Alimentos a evitar para no tener gases y flatulencias en el embarazo

Carlota Reviriego
Carlota Reviriego Nutricionista

Durante el embarazo nos encontramos en uno de los momentos en los que las mujeres sufrimos más con los gases y las flatulencias, sobre todo en el último trimestre. En general, podría decirse que los gases pueden producirse por tres motivos, tragar aire al comer o beber, la descomposición de ciertos alimentos o debido a la presencia de bacterias intestinales que fermentan algunos de los componentes del alimento. ¿Hay alguna manera de reducir esa sensación? Te contamos cómo evitar gases y flatulencias en el embarazo.

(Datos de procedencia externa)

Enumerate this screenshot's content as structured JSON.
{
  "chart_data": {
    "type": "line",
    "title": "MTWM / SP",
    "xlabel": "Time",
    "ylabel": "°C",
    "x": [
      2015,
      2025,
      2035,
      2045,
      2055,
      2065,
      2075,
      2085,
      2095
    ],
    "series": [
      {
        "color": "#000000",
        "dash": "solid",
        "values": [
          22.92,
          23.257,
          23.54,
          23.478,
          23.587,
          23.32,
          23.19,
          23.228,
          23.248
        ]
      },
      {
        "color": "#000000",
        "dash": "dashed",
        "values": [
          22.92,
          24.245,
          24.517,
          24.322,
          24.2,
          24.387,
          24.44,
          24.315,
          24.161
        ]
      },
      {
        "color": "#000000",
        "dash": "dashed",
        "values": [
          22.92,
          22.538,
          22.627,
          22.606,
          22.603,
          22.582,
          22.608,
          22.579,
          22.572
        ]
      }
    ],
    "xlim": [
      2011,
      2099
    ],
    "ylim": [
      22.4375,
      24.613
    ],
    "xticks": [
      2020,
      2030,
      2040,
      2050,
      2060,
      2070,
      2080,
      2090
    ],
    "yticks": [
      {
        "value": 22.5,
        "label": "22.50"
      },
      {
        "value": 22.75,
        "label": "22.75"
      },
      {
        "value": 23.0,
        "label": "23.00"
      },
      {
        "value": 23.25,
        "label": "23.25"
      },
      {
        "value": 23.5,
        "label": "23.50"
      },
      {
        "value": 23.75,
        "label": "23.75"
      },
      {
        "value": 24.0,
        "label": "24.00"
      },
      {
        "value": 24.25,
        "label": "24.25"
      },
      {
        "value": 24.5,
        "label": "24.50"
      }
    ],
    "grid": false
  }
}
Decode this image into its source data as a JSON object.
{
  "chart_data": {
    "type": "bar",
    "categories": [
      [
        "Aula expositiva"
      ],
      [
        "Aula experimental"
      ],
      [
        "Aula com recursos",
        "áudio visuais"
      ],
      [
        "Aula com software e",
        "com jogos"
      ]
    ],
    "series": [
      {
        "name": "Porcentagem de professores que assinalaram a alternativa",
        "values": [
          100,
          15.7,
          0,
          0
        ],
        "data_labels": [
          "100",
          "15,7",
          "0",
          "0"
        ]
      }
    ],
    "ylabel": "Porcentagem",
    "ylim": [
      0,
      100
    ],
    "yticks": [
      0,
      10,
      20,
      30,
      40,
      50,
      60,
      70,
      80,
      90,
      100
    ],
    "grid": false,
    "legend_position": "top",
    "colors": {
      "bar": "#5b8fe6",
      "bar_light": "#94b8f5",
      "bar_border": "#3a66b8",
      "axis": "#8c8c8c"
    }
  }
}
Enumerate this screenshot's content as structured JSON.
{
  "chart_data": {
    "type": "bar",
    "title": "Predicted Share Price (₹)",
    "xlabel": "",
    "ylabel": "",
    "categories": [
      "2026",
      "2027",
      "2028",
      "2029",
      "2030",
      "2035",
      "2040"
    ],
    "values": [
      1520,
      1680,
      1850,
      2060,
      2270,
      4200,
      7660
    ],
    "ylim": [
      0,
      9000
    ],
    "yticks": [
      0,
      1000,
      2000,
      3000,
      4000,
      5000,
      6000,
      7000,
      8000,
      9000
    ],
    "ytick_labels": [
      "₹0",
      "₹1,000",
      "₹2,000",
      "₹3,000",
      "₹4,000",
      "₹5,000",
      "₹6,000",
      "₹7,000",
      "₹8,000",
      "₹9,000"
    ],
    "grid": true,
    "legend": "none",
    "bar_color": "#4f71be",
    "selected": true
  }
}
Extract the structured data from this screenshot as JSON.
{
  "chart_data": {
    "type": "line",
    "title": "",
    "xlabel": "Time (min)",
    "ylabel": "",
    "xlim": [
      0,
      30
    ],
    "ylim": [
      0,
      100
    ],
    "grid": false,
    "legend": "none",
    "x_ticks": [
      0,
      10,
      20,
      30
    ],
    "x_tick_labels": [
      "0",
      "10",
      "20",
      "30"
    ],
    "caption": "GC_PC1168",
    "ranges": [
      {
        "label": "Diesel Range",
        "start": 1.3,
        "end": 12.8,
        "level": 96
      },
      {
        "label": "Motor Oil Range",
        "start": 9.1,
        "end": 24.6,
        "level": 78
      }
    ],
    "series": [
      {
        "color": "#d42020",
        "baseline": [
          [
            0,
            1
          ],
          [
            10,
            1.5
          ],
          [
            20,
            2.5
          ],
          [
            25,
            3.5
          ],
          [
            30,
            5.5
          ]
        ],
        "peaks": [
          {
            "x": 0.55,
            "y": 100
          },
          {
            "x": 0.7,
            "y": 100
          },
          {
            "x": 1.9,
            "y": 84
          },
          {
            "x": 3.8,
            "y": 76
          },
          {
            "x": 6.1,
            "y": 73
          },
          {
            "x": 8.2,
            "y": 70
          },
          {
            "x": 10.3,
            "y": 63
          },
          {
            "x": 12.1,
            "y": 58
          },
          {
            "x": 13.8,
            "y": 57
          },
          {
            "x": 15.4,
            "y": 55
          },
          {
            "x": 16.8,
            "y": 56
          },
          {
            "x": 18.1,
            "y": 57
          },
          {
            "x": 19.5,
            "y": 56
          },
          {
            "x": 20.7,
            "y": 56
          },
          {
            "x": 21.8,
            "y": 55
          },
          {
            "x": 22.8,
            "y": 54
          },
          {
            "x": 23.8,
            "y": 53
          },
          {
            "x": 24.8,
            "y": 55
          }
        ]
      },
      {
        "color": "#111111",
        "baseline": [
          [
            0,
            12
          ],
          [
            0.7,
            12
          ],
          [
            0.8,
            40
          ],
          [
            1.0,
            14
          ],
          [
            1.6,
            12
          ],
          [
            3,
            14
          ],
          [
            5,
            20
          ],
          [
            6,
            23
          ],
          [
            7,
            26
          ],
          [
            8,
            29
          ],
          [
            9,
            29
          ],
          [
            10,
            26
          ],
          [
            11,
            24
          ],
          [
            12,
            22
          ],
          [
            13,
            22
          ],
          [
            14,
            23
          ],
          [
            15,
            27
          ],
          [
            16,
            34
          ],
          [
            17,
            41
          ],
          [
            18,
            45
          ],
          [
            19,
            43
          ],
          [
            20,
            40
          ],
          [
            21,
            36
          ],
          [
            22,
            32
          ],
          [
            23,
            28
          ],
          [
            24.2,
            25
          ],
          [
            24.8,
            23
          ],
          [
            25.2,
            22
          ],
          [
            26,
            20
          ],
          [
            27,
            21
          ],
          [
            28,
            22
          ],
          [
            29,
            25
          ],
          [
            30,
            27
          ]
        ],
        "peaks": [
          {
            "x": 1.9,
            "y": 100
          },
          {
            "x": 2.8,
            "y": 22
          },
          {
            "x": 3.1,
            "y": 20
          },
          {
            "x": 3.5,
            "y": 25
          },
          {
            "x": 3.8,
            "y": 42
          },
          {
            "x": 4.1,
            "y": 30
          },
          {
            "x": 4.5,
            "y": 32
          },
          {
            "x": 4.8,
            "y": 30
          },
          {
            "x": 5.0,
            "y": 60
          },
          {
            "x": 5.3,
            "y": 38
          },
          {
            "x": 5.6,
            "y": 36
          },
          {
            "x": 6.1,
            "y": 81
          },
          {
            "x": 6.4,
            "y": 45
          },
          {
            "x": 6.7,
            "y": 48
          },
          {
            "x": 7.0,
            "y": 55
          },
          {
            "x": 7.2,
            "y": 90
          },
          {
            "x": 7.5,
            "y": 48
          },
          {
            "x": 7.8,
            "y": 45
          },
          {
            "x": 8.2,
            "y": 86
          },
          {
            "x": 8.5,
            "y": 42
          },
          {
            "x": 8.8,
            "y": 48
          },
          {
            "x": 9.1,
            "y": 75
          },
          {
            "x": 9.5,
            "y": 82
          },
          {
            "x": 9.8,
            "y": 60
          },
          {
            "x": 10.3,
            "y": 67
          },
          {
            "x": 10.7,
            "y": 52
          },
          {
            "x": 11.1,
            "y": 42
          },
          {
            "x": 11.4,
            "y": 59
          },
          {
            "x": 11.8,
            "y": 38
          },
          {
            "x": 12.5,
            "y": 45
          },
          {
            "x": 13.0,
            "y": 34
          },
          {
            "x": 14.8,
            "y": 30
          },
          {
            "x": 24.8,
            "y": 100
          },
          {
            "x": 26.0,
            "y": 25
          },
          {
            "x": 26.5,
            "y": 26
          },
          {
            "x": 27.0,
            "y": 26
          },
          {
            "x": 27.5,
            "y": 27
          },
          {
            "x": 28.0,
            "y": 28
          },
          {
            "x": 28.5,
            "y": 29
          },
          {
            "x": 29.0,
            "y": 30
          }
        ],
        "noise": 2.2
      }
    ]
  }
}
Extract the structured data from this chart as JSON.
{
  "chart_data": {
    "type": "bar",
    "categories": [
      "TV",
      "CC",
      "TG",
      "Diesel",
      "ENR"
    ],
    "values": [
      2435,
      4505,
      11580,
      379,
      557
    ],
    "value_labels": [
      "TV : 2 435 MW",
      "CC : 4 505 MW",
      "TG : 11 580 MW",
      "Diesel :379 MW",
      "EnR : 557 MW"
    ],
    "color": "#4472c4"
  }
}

Por qué se producen los gases y flatulencias en el embarazo

Gases y flatulencias en el embarazo

En el estómago, la digestión de ciertos nutrientes produce gases que pueden bien eliminarse por vía oral o bien continuar su viaje hacia el intestino. Los gases intestinales suelen hacer que aumente la sensación de hinchazón e incluso a veces, aunque con menor frecuencia, pueden causar cólicos o retortijones en el vientre. Su eliminación se produce por vía anal, ventosidades. Para evitar gases y flatulencias en el embarazo debes considerar: 

- Los gases que se originan en el estómago, gases estomacales, se pueden producir por la manera de ingerir los alimentos y las bebidas, muy deprisa y tragando aire. Durante el embarazo, y dado que los órganos están comprimidos en un espacio cada vez más pequeño al ir creciendo el bebé, es posible que gases y flatulencias se generen aún más. Además, las válvulas que controlan la entrada y previenen la salida del bolo alimenticio del estómago están con frecuencia más relajadas de lo habitual, por lo que el problema puede agravarse.

- También se ven agravados en situaciones de estrés o ansiedad, ya que estos estados favorecen la deglución de aire.

- Las bebidas cafeinadas y gaseosas también favorecen la acumulación de gases en el estómago, por lo que conviene evitarlas. Su expulsión suele hacerse por la boca en forma de eructos, y, en general, podrían evitarse comiendo despacio y masticando bien los alimentos. Para ayudar a eliminarlos, pueden practicarse técnicas de relajación que permitan eliminar la tensión y el estrés.

- Para evitarlos, conviene controlar el consumo de leguminosas, verduras como brócoli, repollo, coliflor, cebolla, alcachofa o espárragos, verduras crudas como la lechuga y frutas como manzanas o peras. También aquellos alimentos que contienen sorbitol como edulcorante.

- En condiciones normales, son los alimentos ricos en fibra, celulosa, o algunos carbohidratos complejos, los que pueden provocar la acumulación de gases en el intestino. Las bacterias saprofitas presentes en el intestino, cuya población es más elevada en la zona del colon, son las encargadas de utilizar los nutrientes que no han sido digeridos previamente, es decir, lo que serían los deshechos de la digestión, y en este proceso se generan muchos gases, sobre todo metano. Durante el embarazo, y dado que la digestión se alarga, las bacterias saprofitas tienen aún más tiempo de trabajar y la cantidad de gases producidos aumenta. 

- Algunos alimentos son ricos en azufre y producen gases sulfurados de olores desagradables. 

- Además, el estreñimiento, problema también asociado al final del embarazo, se relaciona con una acumulación de gases en la zona del colon, producida por las heces retenidas.